Sous l’égide du Président de la République, le Général Mamadi Doumbouya, la Guinée a officiellement lancé, le 11 novembre 2025, l’exploitation du projet Simandou. Ce moment marque un tournant décisif pour l’économie nationale et illustre une coopération intercontinentale ambitieuse.
Dans son allocution inaugurale, Djiba Diakité, ministre directeur de cabinet à la présidence et président du comité stratégique de Simandou, a salué une initiative « d’envergure mondiale », porteuse « d’unité entre les continents » et révélatrice « de l’ambition d’une nation résolument tournée vers la prospérité ». Il a souligné que « le soleil ne se couche jamais sur Simandou », tant ce mégaprojet rassemble des partenaires stratégiques venus des cinq continents autour d’un minerai exceptionnel, affichant une teneur supérieure à 65 %.

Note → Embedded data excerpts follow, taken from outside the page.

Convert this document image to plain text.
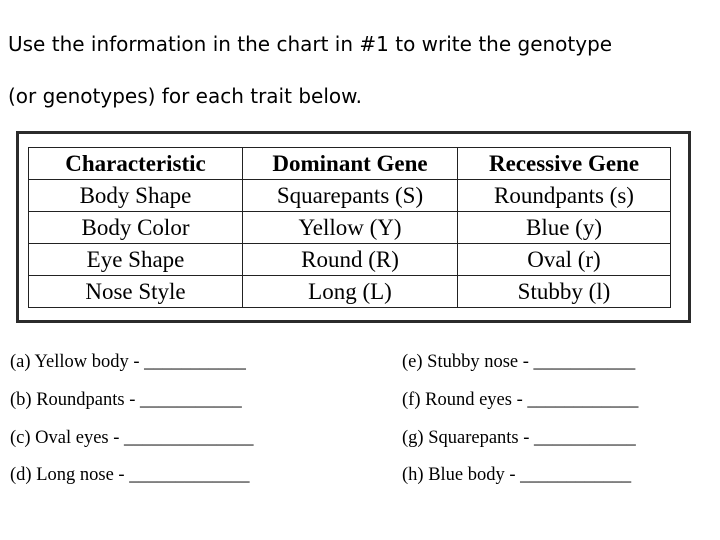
Use the information in the chart in #1 to write the genotype
(or genotypes) for each trait below.
Characteristic	Dominant Gene	Recessive Gene
Body Shape	Squarepants (S)	Roundpants (s)
Body Color	Yellow (Y)	Blue (y)
Eye Shape	Round (R)	Oval (r)
Nose Style	Long (L)	Stubby (l)
(a) Yellow body - ___________
(b) Roundpants - ___________
(c) Oval eyes - ______________
(d) Long nose - _____________
(e) Stubby nose - ___________
(f) Round eyes - ____________
(g) Squarepants - ___________
(h) Blue body - ____________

Ce chantier colossal, fruit d’une vision présidentielle audacieuse, propulse désormais la Guinée au centre des dynamiques économiques mondiales. Il incarne un nouveau modèle de coopération fondé sur le co-développement et la souveraineté économique.
Mamoudou Nagnalen Barry, président du conseil d’administration de la Compagnie du Transguinéen (CTG), a rappelé qu’il y a trois ans, le site n’était qu’une zone marécageuse et forestière délaissée. Grâce à la détermination politique et au leadership du Chef de l’État, les négociations ont été menées avec succès et les travaux réalisés dans des délais remarquables, donnant naissance à l’un des plus vastes complexes miniers du globe.
Aujourd’hui, la Guinée se dote d’un port minéralier et commercial de classe internationale, élément central du projet Simandou. Ce port, propriété de la CTG, est relié à un réseau ferroviaire de près de 1 300 km, couvrant une distance de 650 km, capable de transporter jusqu’à 120 millions de tonnes de minerai par an.